The troublesome, weed-diverse lawn on the side of my house:
Full-sun, south-facing, adjacent to blacktop driveway in Chicago's suburbs.
Original site had large evergreen.
Evergreen removed in 2004, stump ground to below surface, majority of debris removed.
Entire area destroyed by dumpster on property while hauling away concrete for new brick patio in back and brick walkway on side.
Neighbor kindly applied random handfuls of lime to raise the pH thinking the area to be acidic (he also had a similar pine removed on his property very close to the boundary).
Patio crew removed dumpster, only raked the soil (no other amendments), and re-sodded entire area.
This was all in the summer of 2004. Since then, very stunted growth for grass. Serious weed infestations (dandelions, purslane, clover, etc.).
My watering strategy, admittedly, has been spotty over the years. I've stood outside with hose in hand for 30 minutes soaking the area down, left a sprinkler on the area for hours, or simply have let it get too hot or dried out -- something wrong.
I have never applied chemical herbicides in this area -- always hand-dug dandelions, pulled out the purslane, clover, etc. by hand as my patience/determination warrants.
Hasn't been aerated or de-thatched in at least 8 years since we bought the house (didn't do anything mechanical since having the patio/walkway put in, either). I have applied Scotts products for the last 6 years, but have applied nothing to date.
Starting this spring:
I removed my bag and started mulching my clippings directly back into the ground -- that's the only fertilizer it's received this year (I applied Scotts Winterizer last fall -- the end of my synthetic fertilizer use).
I mow high once a week to stay ahead of growth due to the amount of rain we've had.
There has been no need to water given the torrential downpours northern Illinois has experienced recently.

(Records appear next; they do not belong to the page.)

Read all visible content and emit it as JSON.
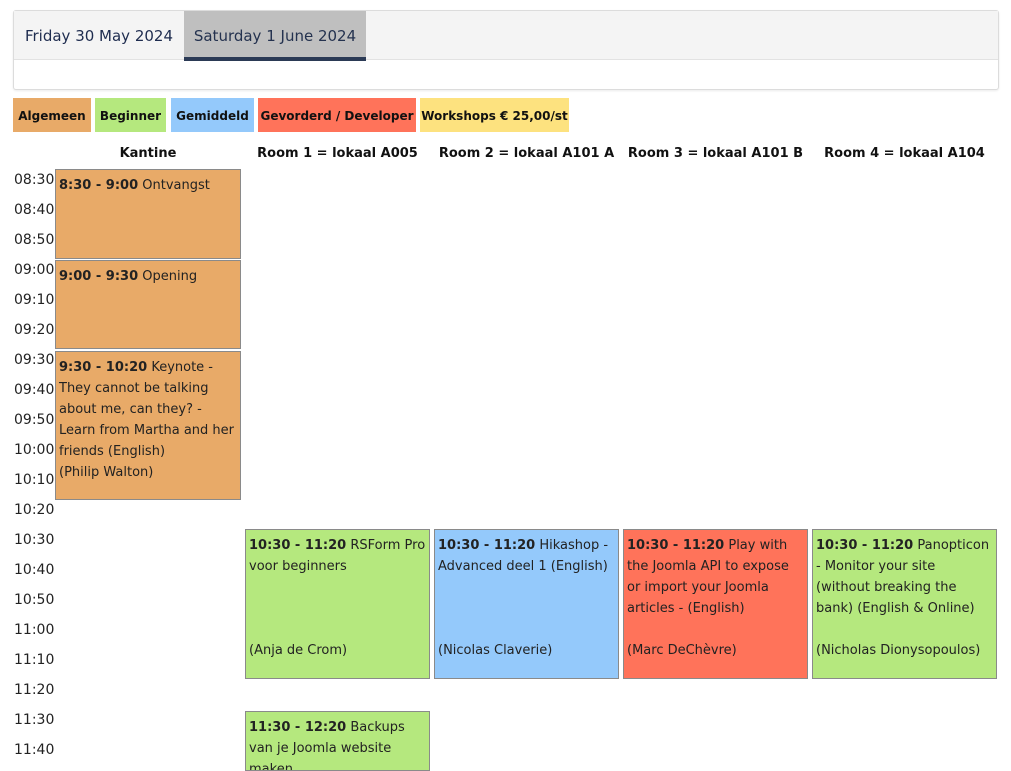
{
  "tabs": [
    {
      "label": "Friday 30 May 2024"
    },
    {
      "label": "Saturday 1 June 2024"
    }
  ],
  "legend": [
    {
      "label": "Algemeen",
      "color": "#e8aa68"
    },
    {
      "label": "Beginner",
      "color": "#b5e87e"
    },
    {
      "label": "Gemiddeld",
      "color": "#94c9fb"
    },
    {
      "label": "Gevorderd / Developer",
      "color": "#ff735a"
    },
    {
      "label": "Workshops € 25,00/st",
      "color": "#fde27f"
    }
  ],
  "rooms": [
    "Kantine",
    "Room 1 = lokaal A005",
    "Room 2 = lokaal A101 A",
    "Room 3 = lokaal A101 B",
    "Room 4 = lokaal A104"
  ],
  "times": [
    "08:30",
    "08:40",
    "08:50",
    "09:00",
    "09:10",
    "09:20",
    "09:30",
    "09:40",
    "09:50",
    "10:00",
    "10:10",
    "10:20",
    "10:30",
    "10:40",
    "10:50",
    "11:00",
    "11:10",
    "11:20",
    "11:30",
    "11:40"
  ],
  "sessions": {
    "s1": {
      "time": "8:30 - 9:00",
      "title": "Ontvangst",
      "speaker": ""
    },
    "s2": {
      "time": "9:00 - 9:30",
      "title": "Opening",
      "speaker": ""
    },
    "s3": {
      "time": "9:30 - 10:20",
      "title": "Keynote - They cannot be talking about me, can they? - Learn from Martha and her friends (English)",
      "speaker": "(Philip Walton)"
    },
    "s4": {
      "time": "10:30 - 11:20",
      "title": "RSForm Pro voor beginners",
      "speaker": "(Anja de Crom)"
    },
    "s5": {
      "time": "10:30 - 11:20",
      "title": "Hikashop - Advanced deel 1 (English)",
      "speaker": "(Nicolas Claverie)"
    },
    "s6": {
      "time": "10:30 - 11:20",
      "title": "Play with the Joomla API to expose or import your Joomla articles - (English)",
      "speaker": "(Marc DeChèvre)"
    },
    "s7": {
      "time": "10:30 - 11:20",
      "title": "Panopticon - Monitor your site (without breaking the bank) (English & Online)",
      "speaker": "(Nicholas Dionysopoulos)"
    },
    "s8": {
      "time": "11:30 - 12:20",
      "title": "Backups van je Joomla website maken",
      "speaker": ""
    }
  }
}
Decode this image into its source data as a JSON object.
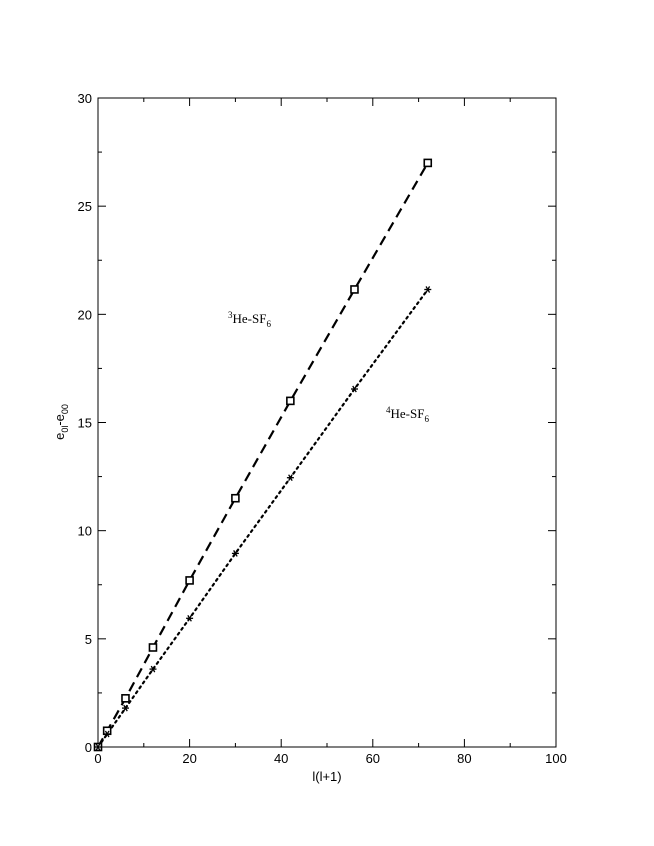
{
  "chart_data": {
    "type": "scatter",
    "xlabel": "l(l+1)",
    "ylabel": {
      "main": "e",
      "sub1": "0l",
      "mid": "-e",
      "sub2": "00"
    },
    "xlim": [
      0,
      100
    ],
    "ylim": [
      0,
      30
    ],
    "xticks": [
      0,
      20,
      40,
      60,
      80,
      100
    ],
    "yticks": [
      0,
      5,
      10,
      15,
      20,
      25,
      30
    ],
    "grid": false,
    "series": [
      {
        "label_sup": "3",
        "label_main": "He-SF",
        "label_sub": "6",
        "marker": "square",
        "line_style": "dashed",
        "x": [
          0,
          2,
          6,
          12,
          20,
          30,
          42,
          56,
          72
        ],
        "y": [
          0.0,
          0.75,
          2.25,
          4.6,
          7.7,
          11.5,
          16.0,
          21.15,
          27.0
        ]
      },
      {
        "label_sup": "4",
        "label_main": "He-SF",
        "label_sub": "6",
        "marker": "asterisk",
        "line_style": "dotted",
        "x": [
          0,
          2,
          6,
          12,
          20,
          30,
          42,
          56,
          72
        ],
        "y": [
          0.0,
          0.6,
          1.8,
          3.6,
          5.95,
          8.95,
          12.45,
          16.55,
          21.15
        ]
      }
    ]
  }
}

I had a soil test performed on this section (among others). The pH came back at 7.2 with high levels of magnesium and 3.7% organic matter, and "medium" calcium, and "very high" phosphorous content according to the Master Gardener for the U. of Illinois Extension office here for Cook County, IL. She suggests a fertilizer application of 3-4 N, 0 P, and 2 K -- of course, I am trying to translate that into an appropriate application of organic/compost-based fertilizer. I was surprised that the pH was neutral given the prior presence of the two large evergreens - but maybe my neighbor applied just the right amount of lime four years ago.
Before I get into fertilizing solutions, I wonder if simply aerating would open it up more to give the grass an advantage.
Once I do get around to fertilizing, I am really attracted to using one of those drum-rollers to dispense dried compost as a top-dressing. That won't burn the grass, although I can't help think that it will also feed the weeds.
What do folks suggest?
Aeration first? Fertilize second? Re-sod?